Alphabet
is coming under intense selling pressure Wednesday as Wall Street punishes the stock for disappointing third-quarter growth in the company’s cloud computing business.
Customers’ continued focus on reducing costs is apparently trumping the emerging opportunity in generative artificial intelligence.
Alphabet shares dived almost 9% to $126.36 in recent trading.
Overall third-quarter results at Alphabet (ticker: GOOGL) were fine, with both revenue and profits exceeding Street estimates. But the 22% revenue growth rate at Google Cloud came in well short of expectations, decelerating from 28% growth in the June quarter.
Alphabet’s financial results continue to be dominated by its advertising business—both search and YouTube ads came in ahead of expectations. But the Cloud miss was stark, and ill-timed: The results arrived the same afternoon that
Microsoft
‘s (MSFT) results for its Azure cloud computing business came in ahead of Street expectations.

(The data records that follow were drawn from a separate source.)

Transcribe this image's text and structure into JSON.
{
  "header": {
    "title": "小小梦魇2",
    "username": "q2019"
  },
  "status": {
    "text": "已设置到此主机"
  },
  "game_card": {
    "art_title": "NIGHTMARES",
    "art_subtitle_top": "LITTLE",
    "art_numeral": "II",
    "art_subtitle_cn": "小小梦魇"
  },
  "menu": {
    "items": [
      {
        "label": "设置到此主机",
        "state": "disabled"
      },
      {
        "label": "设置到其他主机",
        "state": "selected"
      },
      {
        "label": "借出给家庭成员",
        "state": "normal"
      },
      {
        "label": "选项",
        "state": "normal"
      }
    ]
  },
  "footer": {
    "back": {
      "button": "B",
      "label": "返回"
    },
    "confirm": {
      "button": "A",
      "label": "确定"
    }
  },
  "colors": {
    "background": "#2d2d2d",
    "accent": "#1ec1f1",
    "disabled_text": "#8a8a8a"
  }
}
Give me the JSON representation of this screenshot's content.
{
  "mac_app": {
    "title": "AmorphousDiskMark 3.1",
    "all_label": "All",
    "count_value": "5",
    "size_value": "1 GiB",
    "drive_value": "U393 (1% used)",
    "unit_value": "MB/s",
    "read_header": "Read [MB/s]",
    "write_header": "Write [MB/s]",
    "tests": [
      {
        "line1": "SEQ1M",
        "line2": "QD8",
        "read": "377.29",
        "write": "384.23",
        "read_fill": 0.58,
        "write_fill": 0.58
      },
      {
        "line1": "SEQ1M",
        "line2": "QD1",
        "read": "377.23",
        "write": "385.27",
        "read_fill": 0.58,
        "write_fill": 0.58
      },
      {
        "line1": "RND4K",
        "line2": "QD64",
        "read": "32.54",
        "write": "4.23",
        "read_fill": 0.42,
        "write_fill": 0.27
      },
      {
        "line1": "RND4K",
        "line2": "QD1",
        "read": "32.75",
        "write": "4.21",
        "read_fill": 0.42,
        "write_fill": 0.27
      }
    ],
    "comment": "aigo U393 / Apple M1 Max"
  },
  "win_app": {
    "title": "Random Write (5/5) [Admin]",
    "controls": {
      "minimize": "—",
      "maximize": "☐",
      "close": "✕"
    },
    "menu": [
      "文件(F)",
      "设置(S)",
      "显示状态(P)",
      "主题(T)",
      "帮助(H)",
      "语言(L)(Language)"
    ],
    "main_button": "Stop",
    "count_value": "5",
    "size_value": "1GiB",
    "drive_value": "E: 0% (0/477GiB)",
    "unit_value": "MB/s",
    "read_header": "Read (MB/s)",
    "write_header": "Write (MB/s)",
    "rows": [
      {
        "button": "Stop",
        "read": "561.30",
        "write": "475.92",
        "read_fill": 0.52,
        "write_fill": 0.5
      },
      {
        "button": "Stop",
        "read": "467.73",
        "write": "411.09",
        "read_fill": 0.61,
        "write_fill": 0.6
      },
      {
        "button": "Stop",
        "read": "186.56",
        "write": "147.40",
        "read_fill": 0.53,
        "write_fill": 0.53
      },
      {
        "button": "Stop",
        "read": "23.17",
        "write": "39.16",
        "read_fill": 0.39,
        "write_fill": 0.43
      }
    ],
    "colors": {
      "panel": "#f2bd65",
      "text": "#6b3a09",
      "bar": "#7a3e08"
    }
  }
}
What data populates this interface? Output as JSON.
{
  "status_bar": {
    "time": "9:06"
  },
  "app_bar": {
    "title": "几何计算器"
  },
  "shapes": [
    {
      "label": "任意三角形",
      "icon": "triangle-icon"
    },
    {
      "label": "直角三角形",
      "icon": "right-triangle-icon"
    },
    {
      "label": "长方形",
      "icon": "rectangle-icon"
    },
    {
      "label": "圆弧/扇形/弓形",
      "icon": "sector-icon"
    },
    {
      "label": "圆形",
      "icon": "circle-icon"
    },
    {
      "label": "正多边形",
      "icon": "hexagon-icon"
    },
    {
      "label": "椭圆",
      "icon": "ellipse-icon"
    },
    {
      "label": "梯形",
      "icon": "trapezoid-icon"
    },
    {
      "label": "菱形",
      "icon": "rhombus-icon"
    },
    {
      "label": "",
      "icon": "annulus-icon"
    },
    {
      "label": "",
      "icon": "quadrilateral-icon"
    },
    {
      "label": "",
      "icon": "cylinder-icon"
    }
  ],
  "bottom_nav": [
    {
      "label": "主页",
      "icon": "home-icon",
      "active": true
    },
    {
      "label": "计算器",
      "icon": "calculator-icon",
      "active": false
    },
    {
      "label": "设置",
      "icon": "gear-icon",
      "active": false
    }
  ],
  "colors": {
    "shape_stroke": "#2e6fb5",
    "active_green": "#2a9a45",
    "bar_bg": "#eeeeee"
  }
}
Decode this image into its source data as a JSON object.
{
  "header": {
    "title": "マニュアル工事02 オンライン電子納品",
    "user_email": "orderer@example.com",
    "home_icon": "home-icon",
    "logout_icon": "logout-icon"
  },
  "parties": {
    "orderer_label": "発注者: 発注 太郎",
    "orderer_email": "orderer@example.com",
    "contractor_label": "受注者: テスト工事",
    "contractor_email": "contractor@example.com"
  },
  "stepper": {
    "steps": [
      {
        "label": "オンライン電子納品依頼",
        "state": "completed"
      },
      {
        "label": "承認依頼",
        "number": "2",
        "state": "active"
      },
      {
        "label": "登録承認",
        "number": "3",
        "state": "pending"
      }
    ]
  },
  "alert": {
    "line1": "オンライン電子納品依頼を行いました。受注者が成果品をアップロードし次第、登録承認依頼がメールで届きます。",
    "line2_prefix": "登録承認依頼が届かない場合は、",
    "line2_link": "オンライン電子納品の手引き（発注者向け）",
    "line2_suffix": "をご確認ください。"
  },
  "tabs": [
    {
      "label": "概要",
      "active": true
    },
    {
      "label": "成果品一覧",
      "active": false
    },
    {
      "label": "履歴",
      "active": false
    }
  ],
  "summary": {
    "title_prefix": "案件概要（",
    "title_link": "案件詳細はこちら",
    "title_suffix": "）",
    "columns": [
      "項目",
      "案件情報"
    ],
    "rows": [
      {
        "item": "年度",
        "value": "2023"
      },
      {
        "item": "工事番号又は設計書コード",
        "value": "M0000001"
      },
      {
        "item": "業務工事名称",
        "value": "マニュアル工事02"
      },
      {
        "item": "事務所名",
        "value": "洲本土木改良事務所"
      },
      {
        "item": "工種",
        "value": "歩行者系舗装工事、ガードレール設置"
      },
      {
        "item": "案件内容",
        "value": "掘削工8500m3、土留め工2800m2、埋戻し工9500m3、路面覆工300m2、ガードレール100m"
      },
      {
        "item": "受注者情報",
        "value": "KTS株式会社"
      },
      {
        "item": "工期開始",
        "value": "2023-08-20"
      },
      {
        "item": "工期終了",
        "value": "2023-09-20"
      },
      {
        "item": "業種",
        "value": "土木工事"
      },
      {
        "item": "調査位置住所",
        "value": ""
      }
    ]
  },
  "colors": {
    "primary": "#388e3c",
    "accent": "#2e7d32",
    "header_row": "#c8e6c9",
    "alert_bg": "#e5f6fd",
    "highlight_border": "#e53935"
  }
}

Alphabet said it continues to see customers focused on “optimizing” their cloud spending, a trend that has slowed cloud revenue growth at all providers in recent quarters. Microsoft noted the same trend, but nonetheless managed to exceed estimates, while Alphabet missed.
Monness Crespi Hardt analyst Brian White responded to the news by lowering his rating on Alphabet stock to Neutral from Buy. Among other things, White found the tone of the company’s post-earnings conference call to be “opaque.”
“In our view, the tone of the call was riddled with evasive commentary with no clear path forward during a period that increasingly demands major AI investments, combined with the risk of stronger competitors and a darkening macro environment,” White writes in a research note.
He noted that when Alphabet reported June quarter results, it said CFO Ruth Porat was shifting into a new role, overseeing the company’s Other Bets portfolio. But no replacement for Porat has been announced yet. On that score, White has some advice for the Alphabet board: “We believe it would be wise to bring in an executive who speaks the language of Wall Street.”
The analyst added that the company faces “a long, treacherous AI journey.”
Most other analysts are staying bullish on the stock, although the cloud miss was not the only issue. Alphabet’s operating income and margins were shy of estimates, and there are ongoing concerns about how acceleration in AI infrastructure-related spending will affect profitability.
Wedbush analyst Scott Devitt, however, says the stock’s sell-off seems overdone; he points out in a research note that the cloud accounts for just 11% of Alphabet revenue and only 1% of operating income.
Striking a similar note, Rosenblatt analyst Barton Crockett writes that the Cloud miss was the only issue in the results, “which made the quarter thematically mixed.” He kept his Buy rating and upped his target on the stock to $174 from $163.